Now, the two-electron system, being quantum mechanical, obeys Heisenberg uncertainty principle. Since both particles are in a precisely defined location, their total momentum is quite uncertain. This then means that, by measuring the momentum of the second electron, you'll obtain the momentum of the first electron... ± that additional uncertainty. The final result will be that you'll still get garbage results if you try to answer the which-way question for the first electron using this measurement of the second electron's momentum.
A: If you are able to determine which slit the particle went through, by any means, there is no interference pattern.
In practice, I think it would be difficult to set up the experiment as described.  But in principle, yes, if you measured the recoil accurately enough to determine which slit the particle went through, the interference pattern would disappear.
(Although as Aaron's answer points out, knowing the momentum does not necessarily determine which slit the particle goes through.  I'm assuming that the momentum is high enough, and the slits far enough apart, that the probability of a particle going through the "wrong" slit is minimal.  The probability is never going to be zero, so there will always be some interference, but it could in principle be minimized - and that interference pattern would look different to the original one anyway.)

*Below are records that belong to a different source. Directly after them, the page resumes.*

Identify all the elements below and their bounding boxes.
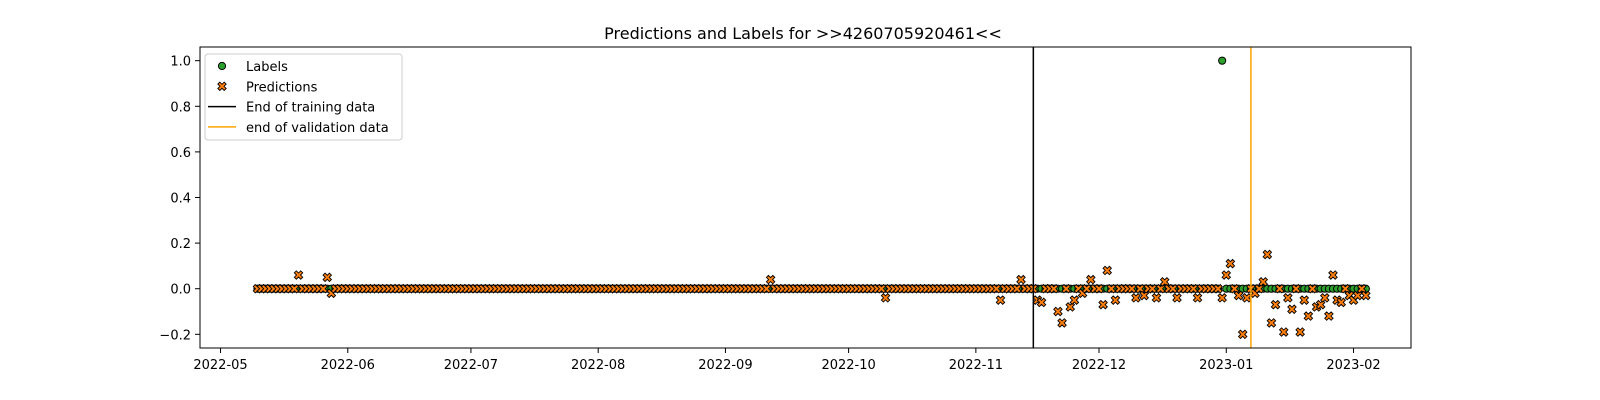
prediction-point (1254, 283, 1264, 294)
prediction-point (1061, 283, 1072, 294)
prediction-point (1237, 329, 1248, 340)
prediction-point (1225, 258, 1236, 269)
prediction-point (1258, 277, 1269, 287)
prediction-point (995, 295, 1006, 305)
y-tick-label: 0.4 (170, 192, 191, 207)
prediction-point (1278, 327, 1289, 337)
prediction-point (1336, 297, 1347, 308)
x-tick-label: 2022-05 (193, 358, 247, 373)
y-tick-label: 0.0 (170, 283, 191, 298)
prediction-point (1139, 290, 1150, 301)
prediction-point (1102, 265, 1113, 276)
prediction-point (1217, 292, 1228, 303)
prediction-point (1324, 311, 1334, 321)
prediction-point (1266, 318, 1277, 328)
y-tick-label: −0.2 (159, 328, 191, 343)
prediction-point (1299, 295, 1310, 305)
x-tick-label: 2022-09 (698, 358, 752, 373)
prediction-point (1307, 283, 1318, 294)
legend-entry-label: end of validation data (246, 121, 389, 136)
prediction-point (1159, 277, 1170, 287)
prediction-point (1057, 318, 1067, 328)
prediction-point (1098, 299, 1108, 310)
prediction-point (1053, 306, 1063, 317)
x-tick-label: 2022-12 (1072, 358, 1126, 373)
prediction-point (1291, 283, 1301, 294)
y-tick-label: 1.0 (170, 55, 191, 70)
prediction-point (880, 292, 891, 303)
prediction-point (1241, 292, 1252, 303)
x-tick-label: 2022-08 (571, 358, 625, 373)
prediction-point (1085, 274, 1096, 285)
y-axis: −0.2 0.0 0.2 0.4 0.6 0.8 1.0 (159, 55, 200, 343)
prediction-point (1069, 295, 1080, 305)
prediction-point (1295, 327, 1305, 337)
prediction-point (293, 270, 304, 280)
legend-predictions-marker (217, 81, 227, 92)
y-tick-label: 0.6 (170, 146, 191, 161)
prediction-point (1303, 311, 1314, 321)
legend-entry-label: End of training data (246, 101, 375, 116)
prediction-point (1361, 290, 1371, 301)
prediction-point (1094, 283, 1104, 294)
prediction-point (1356, 283, 1367, 294)
y-tick-label: 0.2 (170, 237, 191, 252)
y-tick-label: 0.8 (170, 100, 191, 115)
prediction-point (1287, 304, 1297, 315)
prediction-point (1319, 292, 1330, 303)
prediction-point (1131, 292, 1141, 303)
prediction-point (1328, 270, 1338, 280)
prediction-point (1283, 292, 1293, 303)
label-point (1218, 56, 1227, 65)
reference-lines (1032, 47, 1252, 348)
prediction-point (322, 272, 333, 283)
prediction-point (1036, 297, 1047, 308)
prediction-point (1340, 283, 1351, 294)
prediction-point (1192, 292, 1203, 303)
prediction-point (1229, 283, 1240, 294)
legend-entry-label: Labels (246, 60, 288, 75)
labels-series (253, 56, 1370, 293)
chart-title: Predictions and Labels for >>42607059204… (604, 24, 1002, 43)
prediction-point (1233, 290, 1244, 301)
x-tick-label: 2022-07 (444, 358, 498, 373)
prediction-point (1270, 299, 1281, 310)
prediction-point (1213, 283, 1223, 294)
x-tick-label: 2022-10 (821, 358, 875, 373)
prediction-point (1049, 283, 1059, 294)
plot-marks (252, 56, 1371, 340)
legend-entry-label: Predictions (246, 80, 318, 95)
prediction-point (765, 274, 776, 285)
prediction-point (1016, 274, 1026, 285)
x-tick-label: 2023-01 (1199, 358, 1253, 373)
legend-labels-marker (217, 61, 227, 71)
prediction-point (1151, 292, 1162, 303)
legend: Labels Predictions End of training data end… (204, 53, 403, 141)
prediction-point (1262, 249, 1273, 260)
x-tick-label: 2022-11 (949, 358, 1003, 373)
x-tick-label: 2022-06 (321, 358, 375, 373)
x-axis: 2022-05 2022-06 2022-07 2022-08 2022-09 2022-… (193, 348, 1381, 373)
prediction-point (1065, 302, 1076, 312)
prediction-point (1315, 299, 1326, 310)
predictions-series (252, 249, 1371, 340)
prediction-point (1221, 270, 1232, 280)
legend-box (204, 53, 403, 141)
prediction-point (1172, 292, 1182, 303)
prediction-point (1274, 283, 1285, 294)
prediction-point (1110, 295, 1121, 305)
x-tick-label: 2023-02 (1326, 358, 1380, 373)
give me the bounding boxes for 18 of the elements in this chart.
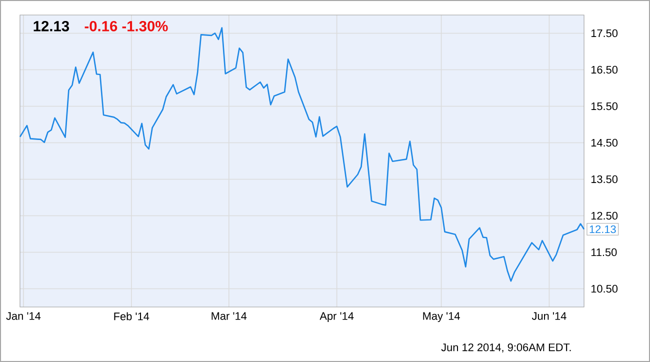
- x-tick-label: Feb '14: [114, 312, 150, 320]
- y-tick-label: 11.50: [591, 248, 617, 256]
- y-tick-label: 16.50: [591, 66, 618, 74]
- text: Jun 12 2014, 9:06AM EDT.: [441, 344, 571, 353]
- y-tick-label: 13.50: [591, 175, 618, 184]
- y-tick-label: 15.50: [591, 102, 618, 110]
- y-tick-label: 14.50: [591, 138, 618, 147]
- chart-subtitle: -0.16 -1.30%: [84, 20, 168, 32]
- y-tick-label: 10.50: [591, 284, 618, 293]
- annotation: 12.13: [590, 225, 616, 234]
- x-tick-label: Apr '14: [320, 312, 354, 322]
- x-tick-label: Mar '14: [212, 312, 247, 320]
- x-tick-label: Jan '14: [6, 312, 41, 320]
- y-tick-label: 12.50: [591, 212, 618, 220]
- y-tick-label: 17.50: [591, 29, 618, 38]
- x-tick-label: Jun '14: [532, 312, 566, 320]
- chart-title: 12.13: [34, 20, 70, 32]
- x-tick-label: May '14: [423, 312, 460, 322]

A: This (your first paragraph) is the same question/famous objection Einstein posed in the Bohr-Einstein debates:
https://en.wikipedia.org/wiki/Bohr%E2%80%93Einstein_debates#Post-revolution:_First_stage
So basically Bohr reply was: You also need to apply QM to the double slit. So to measure the momentum transfer, you have to have a sharp momentum (of the measurement apparatus) first. But then your position is not determined leading to washing out of the interference pattern.